A way to square creation of response resources with idempotency could be: the second identical QUERY that arrives should always reuse the result resource created by the first QUERY.
If I QUERY the current price of a stock, and then someone else sends an identical QUERY ten seconds later, they might get a different result. This is not because QUERY isn't idempotent.
I think that, when talking about idempotency, there's the implicit assumption that the "rest of the world" stays the same while the sequence of operations is performed.
rfc2616 says:
> Methods can also have the property of "idempotence" in that (aside
from error or expiration issues) the side-effects of N > 0 identical
requests is the same as for a single request.
Idempotency is not about "you get the same result", it's about the effects of your http request on the server. Notice that the definition you quoted is in terms of side-effects, not results.
If a request changes the state of the server and another identical request changes the state of the server in a different way, it's not idempotent.
If a request doesn't change the state of the server at all it is idempotent, even if subsequent requests might get different responses (e.g. the stock quote example in my previous post).
If a request changes the state of the server but repeated identical requests don't have any different effect it is also idempotent. For example, DELETE is idempotent because DELETE-ing something N times is the same as deleting it one time.
I think this is pointing to the problem with your definition of 'idempotent'. Idempotency simply means that any number of additional identical requests will have the same effect on the state of the resource, not that they will have no effect. (And by 'have the same effect', we mean 'produce the same state', not 'alter state in the same way' - effects are algebraic projections.)
That's why it's called idempotent - 'doing the same' - rather than impotent.
As I read it I think that the idea there is to allow usage of pattern where the resulting resource refers to other resources that somehow encode the contents of the QUERY request body in their URL (or even results in redirect to such resource). For example the result of QUERY is page with html table of the data which also includes server-side rendered chart of the same data as an external image.

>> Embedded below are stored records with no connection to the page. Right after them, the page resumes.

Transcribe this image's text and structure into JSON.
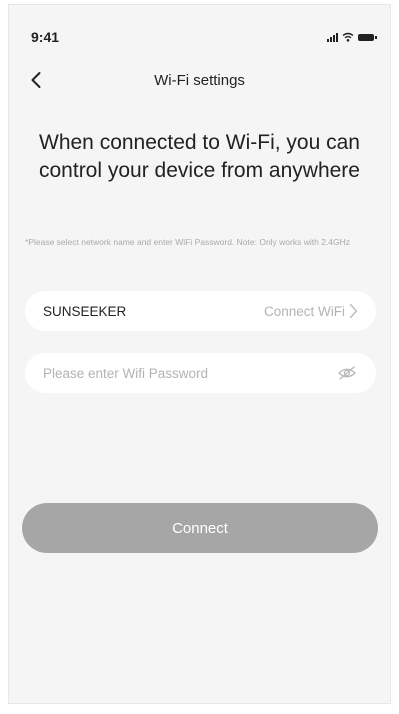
{
  "status_bar": {
    "time": "9:41",
    "signal_icon": "signal-icon",
    "wifi_icon": "wifi-icon",
    "battery_icon": "battery-icon"
  },
  "nav": {
    "back_icon": "chevron-left-icon",
    "title": "Wi-Fi settings"
  },
  "headline": "When connected to Wi-Fi, you can control your device from anywhere",
  "note": "*Please select network name and enter WiFi Password. Note: Only works with 2.4GHz",
  "network": {
    "name": "SUNSEEKER",
    "action_label": "Connect WiFi",
    "action_icon": "chevron-right-icon"
  },
  "password": {
    "value": "",
    "placeholder": "Please enter Wifi Password",
    "toggle_icon": "eye-off-icon"
  },
  "connect_button": {
    "label": "Connect",
    "color": "#a6a6a6"
  },
  "colors": {
    "background": "#f5f5f5",
    "card": "#ffffff",
    "muted_text": "#b3b3b3"
  }
}
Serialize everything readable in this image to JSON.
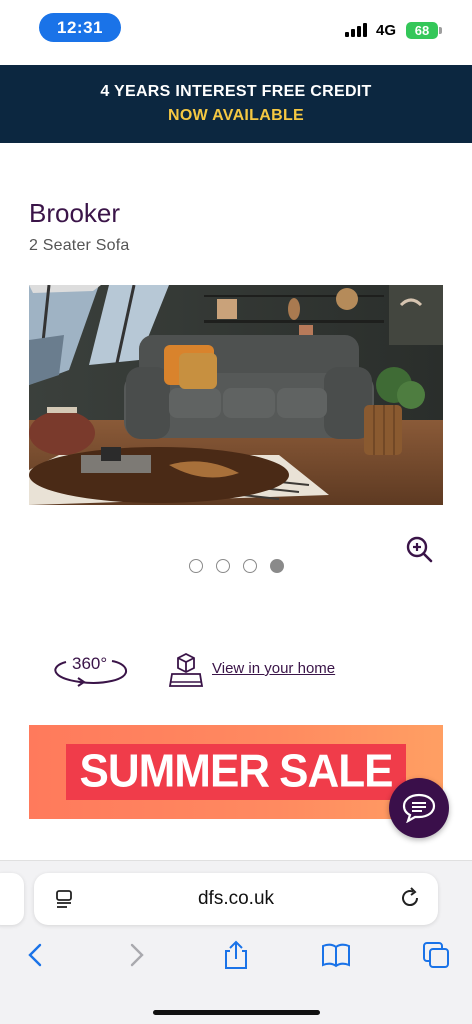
{
  "status_bar": {
    "time": "12:31",
    "network": "4G",
    "battery": "68"
  },
  "promo": {
    "line1": "4 YEARS INTEREST FREE CREDIT",
    "line2": "NOW AVAILABLE"
  },
  "product": {
    "name": "Brooker",
    "subtitle": "2 Seater Sofa"
  },
  "carousel": {
    "total": 4,
    "active_index": 3
  },
  "tools": {
    "spin_label": "360°",
    "ar_link": "View in your home"
  },
  "sale_banner": {
    "word1": "SUMMER",
    "word2": "SALE"
  },
  "browser": {
    "url": "dfs.co.uk"
  },
  "colors": {
    "brand_purple": "#3a1448",
    "promo_bg": "#0c2740",
    "promo_accent": "#f5c842",
    "ios_blue": "#1a73e8"
  }
}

[Edit: the return redirect to URL that somehow encodes the query usage is even given as an example in section 4.2]
> idempotent with regards to the resource identified by the request URI
That means that a QUERY request can change the state of the server, for example by creating new resources; there's exactly one resource it's not allowed to change.
That has always been the case ... requests get logged, and if the server exposes its access logs over HTTP, that's one thing for which a request won't be idempotent
Idempotent etc in the HTTP specs has always been more or less an attempt at a promise to the client "you should be able to repeat this request if you're not sure about success/failure without anyone claiming to implement HTTP being able to throw the book at you".
A resource is defined by a path, so if you have a `QUERY /documents` or `QUERY /albums` endpoint, the resource is all documents or albums that you are searching across, so it cannot add one of those items (like `POST /album`). It is possible that this could affect some other resource (e.g. an audit trail), which would mean that a `QUERY /logs/audit` endpoint must not add an audit log entry per the idempotent requirement.
Hum... You are complaining about a request having the side effect that a server may fork another process to answer it? That's not really much anybody can do about this.
The possible creation of extra HTTP resources (response resorces?) seems to me contrary to idempotency. That seems more like the territory of POST.
If two identical QUERY requests might produce different response resources, how to square that with the the fact that QUERY will be cacheable?